Harvard Kennedy School, The Wilson Centre and Icelandic Chairmanship of the Arctic Council organized a workshop on Arctic Plastic Pollution

The build-up of plastic in the Arctic Ocean is a growing challenge in the region. Over the last decade, the amount of plastic debris in the Arctic has increased considerably as the shrinking ice coverage caused by climate change has allowed plastic debris to flow into the Arctic Ocean as never before.

Lost and abandoned fishing gear makes up a significant proportion of large plastic waste found in the oceans. Moreover, due to its geographical location and prevailing ocean currents, Pacific Ocean debris from lower latitudes are being delivered to Beaufort and Chukchi Seas through the Bering Strait, and the Arctic Ocean could become a dead end for floating plastics in the North Atlantic.


    The workshop:

    The workshop at Harvard aims to identify and discuss challenges specific to the Arctic Ocean and design a roadmap for work on filling policy gaps and pursuing on the ground opportunities.

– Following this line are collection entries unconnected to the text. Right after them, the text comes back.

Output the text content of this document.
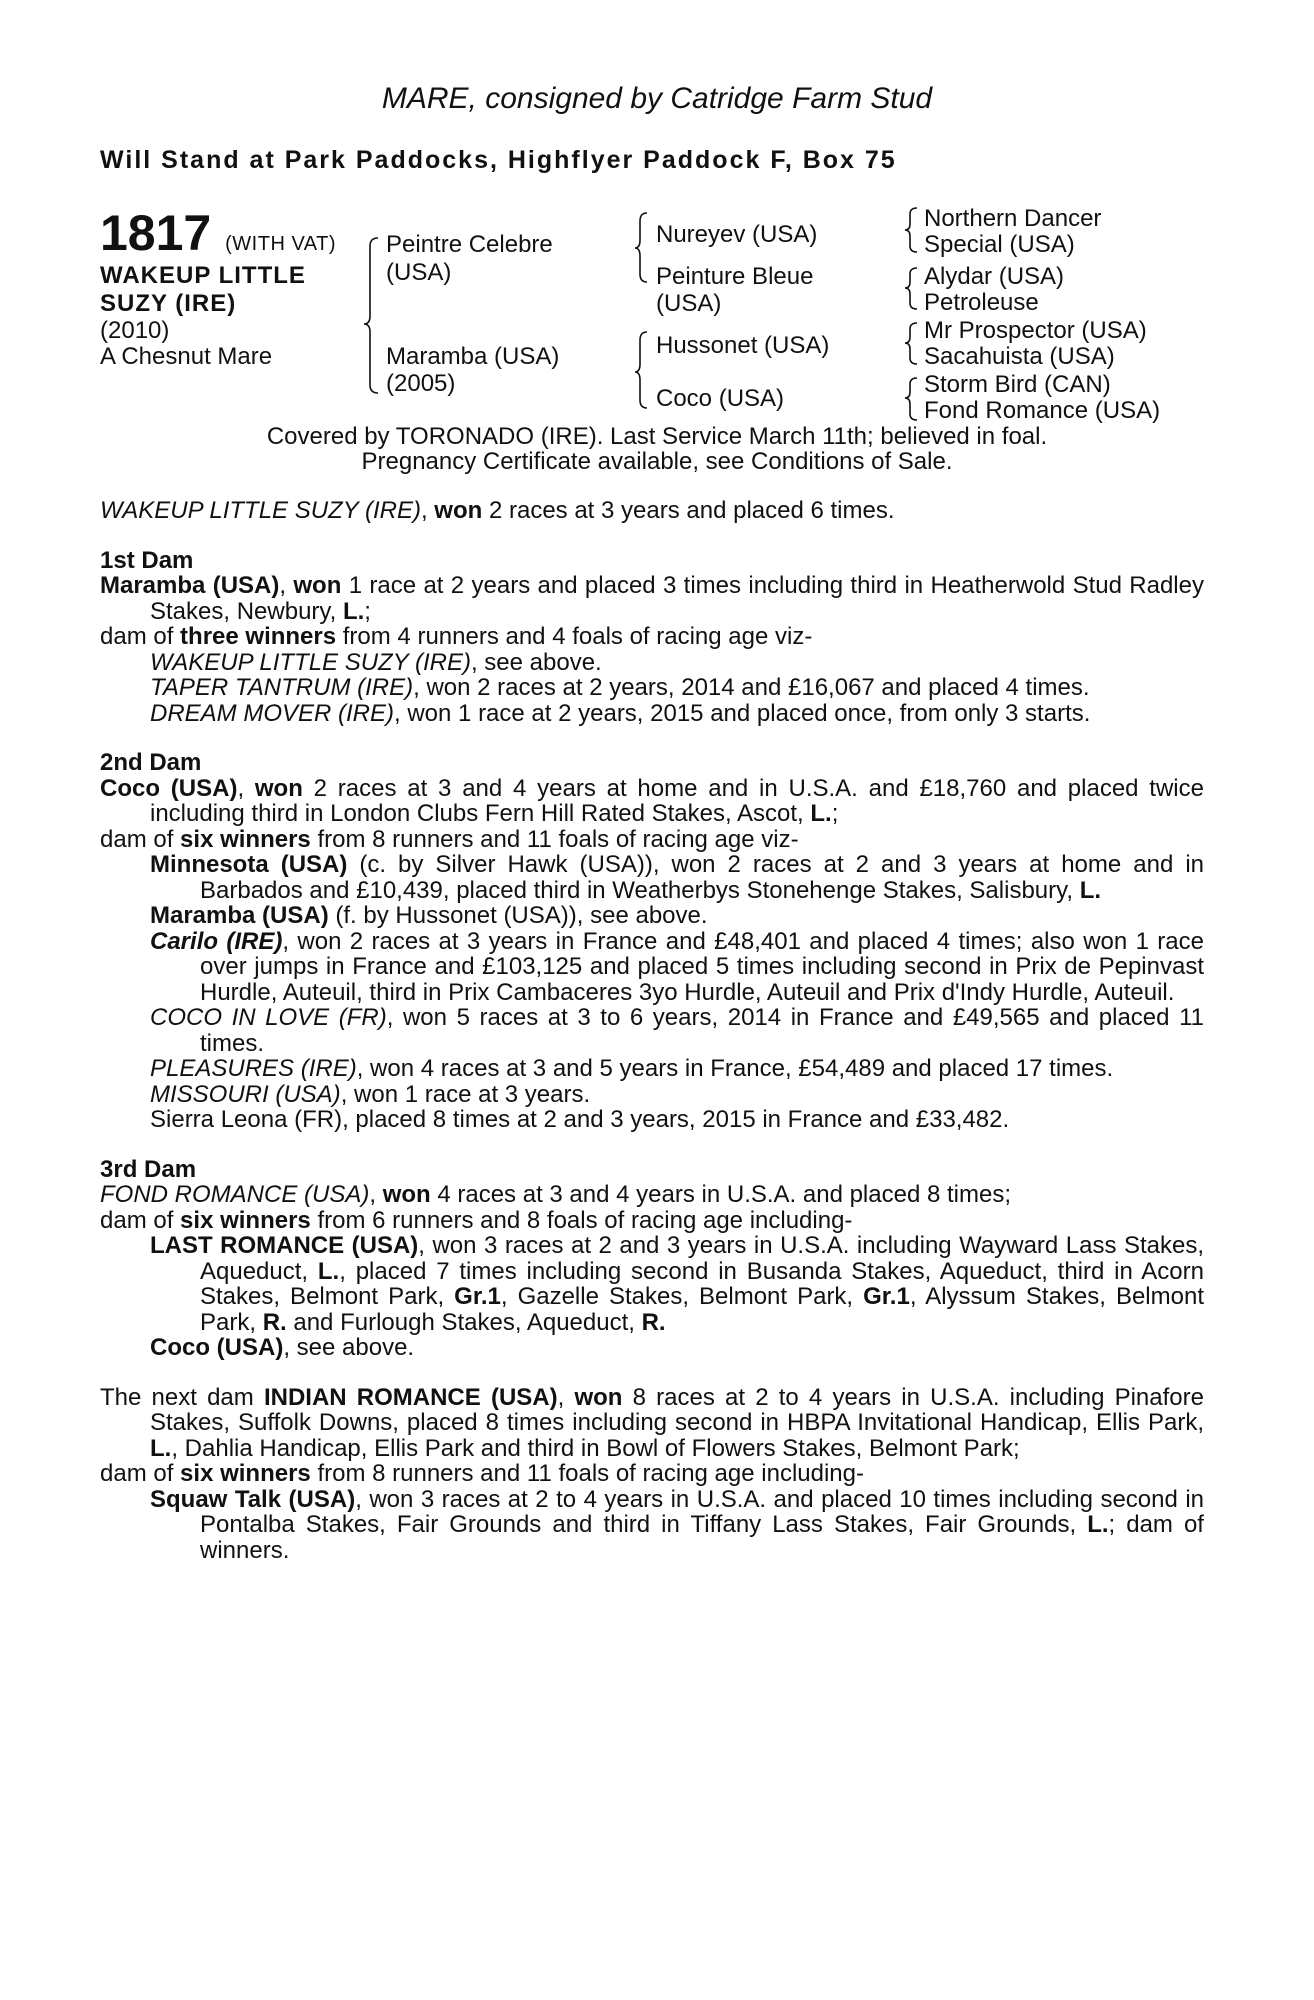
MARE, consigned by Catridge Farm Stud
Will Stand at Park Paddocks, Highflyer Paddock F, Box 75
1817 (WITH VAT)
WAKEUP LITTLE
SUZY (IRE)
(2010)
A Chesnut Mare
Peintre Celebre
(USA)
Maramba (USA)
(2005)
Nureyev (USA)
Peinture Bleue
(USA)
Hussonet (USA)
Coco (USA)
Northern Dancer
Special (USA)
Alydar (USA)
Petroleuse
Mr Prospector (USA)
Sacahuista (USA)
Storm Bird (CAN)
Fond Romance (USA)
Covered by TORONADO (IRE). Last Service March 11th; believed in foal.
Pregnancy Certificate available, see Conditions of Sale.

WAKEUP LITTLE SUZY (IRE), won 2 races at 3 years and placed 6 times.

1st Dam

Maramba (USA), won 1 race at 2 years and placed 3 times including third in Heatherwold Stud Radley Stakes, Newbury, L.;

dam of three winners from 4 runners and 4 foals of racing age viz-

WAKEUP LITTLE SUZY (IRE), see above.

TAPER TANTRUM (IRE), won 2 races at 2 years, 2014 and £16,067 and placed 4 times.

DREAM MOVER (IRE), won 1 race at 2 years, 2015 and placed once, from only 3 starts.

2nd Dam

Coco (USA), won 2 races at 3 and 4 years at home and in U.S.A. and £18,760 and placed twice including third in London Clubs Fern Hill Rated Stakes, Ascot, L.;

dam of six winners from 8 runners and 11 foals of racing age viz-

Minnesota (USA) (c. by Silver Hawk (USA)), won 2 races at 2 and 3 years at home and in Barbados and £10,439, placed third in Weatherbys Stonehenge Stakes, Salisbury, L.

Maramba (USA) (f. by Hussonet (USA)), see above.

Carilo (IRE), won 2 races at 3 years in France and £48,401 and placed 4 times; also won 1 race over jumps in France and £103,125 and placed 5 times including second in Prix de Pepinvast Hurdle, Auteuil, third in Prix Cambaceres 3yo Hurdle, Auteuil and Prix d'Indy Hurdle, Auteuil.

COCO IN LOVE (FR), won 5 races at 3 to 6 years, 2014 in France and £49,565 and placed 11 times.

PLEASURES (IRE), won 4 races at 3 and 5 years in France, £54,489 and placed 17 times.

MISSOURI (USA), won 1 race at 3 years.

Sierra Leona (FR), placed 8 times at 2 and 3 years, 2015 in France and £33,482.

3rd Dam

FOND ROMANCE (USA), won 4 races at 3 and 4 years in U.S.A. and placed 8 times;

dam of six winners from 6 runners and 8 foals of racing age including-

LAST ROMANCE (USA), won 3 races at 2 and 3 years in U.S.A. including Wayward Lass Stakes, Aqueduct, L., placed 7 times including second in Busanda Stakes, Aqueduct, third in Acorn Stakes, Belmont Park, Gr.1, Gazelle Stakes, Belmont Park, Gr.1, Alyssum Stakes, Belmont Park, R. and Furlough Stakes, Aqueduct, R.

Coco (USA), see above.

The next dam INDIAN ROMANCE (USA), won 8 races at 2 to 4 years in U.S.A. including Pinafore Stakes, Suffolk Downs, placed 8 times including second in HBPA Invitational Handicap, Ellis Park, L., Dahlia Handicap, Ellis Park and third in Bowl of Flowers Stakes, Belmont Park;

dam of six winners from 8 runners and 11 foals of racing age including-

Squaw Talk (USA), won 3 races at 2 to 4 years in U.S.A. and placed 10 times including second in Pontalba Stakes, Fair Grounds and third in Tiffany Lass Stakes, Fair Grounds, L.; dam of winners.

Key areas of discussion included:

    • Identifying sources of Arctic marine plastic pollution (land-based, Arctic-nation based, long-range winds, entry through straits, etc.).
    • Catalysing responses from the business community, particularly the growing role of circular economy dynamics in eliminating or reducing the need for plastics.
    • Determining leverage points, or areas where enhanced waste management would likely have a significant impact on the amount of plastic that ends up in the Arctic Ocean.
    • Enhancing information-sharing to improve cross-sector cooperation and to reduce redundancy.
    • Exploring commercially-viable alternative materials.
    • Examining policy case studies from around the globe where plastic pollution reduction efforts have seen success, and how they might be replicated in, or adapted for, the Arctic.